By Karine Kalantarian
Two of Armenia’s oldest political parties with a long history of mutual antagonism announced on Thursday that they will join forces to achieve common stated goals such as legal reform and a fight against corruption.

The unexpected move followed a Wednesday meeting in Yerevan between leaders of the governing Armenian Revolutionary Federation (Dashnaktsutyun) and the smaller Ramkavar Azatakan (Liberal Democratic) Party of Armenia, or HRAK.

Founded more than a hundred years ago, the two parties have for decades been the main political organizations in the worldwide Armenian Diaspora and reopened their branches in Armenia following the fall of its Soviet-era Communist government in 1990. Their Cold War-era feud largely stemmed from differing attitudes towards the Soviet Union, with the liberal Ramkavars strongly supporting its Armenian republic and the Socialist Dashnaks favoring a tough anti-Soviet line.

Relations between the two parties remained cool even after Armenia gained independence. Its first post-Communist government led by President Levon Ter-Petrosian was backed by the HRAK but strongly opposed by Dashnaktsutyun. Now they both support the current president, Robert Kocharian, and their Armenia-based leaders see that as enough of a reason for making amends.

“Forget about the Cold War years,” the HRAK’s Harutiun Arakelian told RFE/RL. “Those times are gone. The two parties should now learn lessons from their past mistakes.”

A senior Dashnaktsutyun member, Spartak Seyranian, similarly blamed the Dashnak-Ramkavar feud on the former Soviet empire. He said the two organizations have now more common interests than differences.

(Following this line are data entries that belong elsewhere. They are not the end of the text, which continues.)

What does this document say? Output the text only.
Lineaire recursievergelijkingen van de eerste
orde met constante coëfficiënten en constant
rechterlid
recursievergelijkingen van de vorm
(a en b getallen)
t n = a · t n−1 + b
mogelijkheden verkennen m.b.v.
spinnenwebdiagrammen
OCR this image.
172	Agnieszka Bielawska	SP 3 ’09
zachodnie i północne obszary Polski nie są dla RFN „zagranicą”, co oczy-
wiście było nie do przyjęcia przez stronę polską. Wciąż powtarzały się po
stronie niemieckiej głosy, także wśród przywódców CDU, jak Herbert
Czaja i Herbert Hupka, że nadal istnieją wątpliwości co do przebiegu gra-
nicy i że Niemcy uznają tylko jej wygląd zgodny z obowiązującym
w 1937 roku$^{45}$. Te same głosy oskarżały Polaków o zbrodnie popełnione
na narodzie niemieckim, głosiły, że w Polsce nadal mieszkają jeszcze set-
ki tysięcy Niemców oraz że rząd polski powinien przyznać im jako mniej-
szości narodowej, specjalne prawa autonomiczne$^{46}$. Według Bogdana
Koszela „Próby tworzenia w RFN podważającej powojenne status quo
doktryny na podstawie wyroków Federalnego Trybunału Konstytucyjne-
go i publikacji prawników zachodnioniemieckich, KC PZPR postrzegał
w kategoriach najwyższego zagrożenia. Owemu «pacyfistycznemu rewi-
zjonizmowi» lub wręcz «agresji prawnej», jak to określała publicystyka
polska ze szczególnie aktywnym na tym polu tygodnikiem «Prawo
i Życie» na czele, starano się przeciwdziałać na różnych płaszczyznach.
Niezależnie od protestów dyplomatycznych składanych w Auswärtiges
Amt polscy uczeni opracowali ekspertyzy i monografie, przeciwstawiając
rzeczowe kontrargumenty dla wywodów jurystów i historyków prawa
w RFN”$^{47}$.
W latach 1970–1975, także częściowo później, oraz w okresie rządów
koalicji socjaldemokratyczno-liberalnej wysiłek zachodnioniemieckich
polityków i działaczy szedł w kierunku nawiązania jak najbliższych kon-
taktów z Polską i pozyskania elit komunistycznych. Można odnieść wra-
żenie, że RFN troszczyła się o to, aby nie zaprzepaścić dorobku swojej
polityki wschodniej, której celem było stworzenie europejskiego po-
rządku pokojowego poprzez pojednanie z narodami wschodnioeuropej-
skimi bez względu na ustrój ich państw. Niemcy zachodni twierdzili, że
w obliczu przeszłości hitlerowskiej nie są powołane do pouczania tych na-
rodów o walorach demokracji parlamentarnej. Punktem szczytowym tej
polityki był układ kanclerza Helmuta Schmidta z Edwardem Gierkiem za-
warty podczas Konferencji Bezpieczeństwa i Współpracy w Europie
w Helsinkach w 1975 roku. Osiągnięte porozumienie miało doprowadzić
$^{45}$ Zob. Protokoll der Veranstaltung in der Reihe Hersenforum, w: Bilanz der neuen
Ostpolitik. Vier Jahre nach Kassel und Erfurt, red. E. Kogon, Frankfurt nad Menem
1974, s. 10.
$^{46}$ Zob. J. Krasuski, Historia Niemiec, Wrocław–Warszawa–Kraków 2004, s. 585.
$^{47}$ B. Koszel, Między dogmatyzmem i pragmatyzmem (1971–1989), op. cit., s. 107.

The party leaders say they will cooperate in drafting new laws and suggesting amendments to the existing ones, including the constitution and the electoral code. They say they will also coordinate their anti-corruption efforts.

It is not yet clear though how that cooperation will unfold in practice. Dashnaktsutyun has a major faction in the Armenian parliament and is one of the three pro-Kocharian parties making up the current government. The HRAK, by contrast, failed to win any parliament seats in the May 25 elections. Nor is it clear whether their Diaspora-based elites also plan to heal the past wounds.

Incidentally, the bipartisan deal followed a sudden change of leadership of the HRAK. Its longtime chairman, Ruben Mirzakhanian, was removed earlier this month as a result of an internal party coup. Some local media have speculated that the revolt was orchestrated by Kocharian’s administration as it grew uneasy over Mirzakhanian’s close ties with Ara Abrahamian, the ambitious Russian-Armenian tycoon.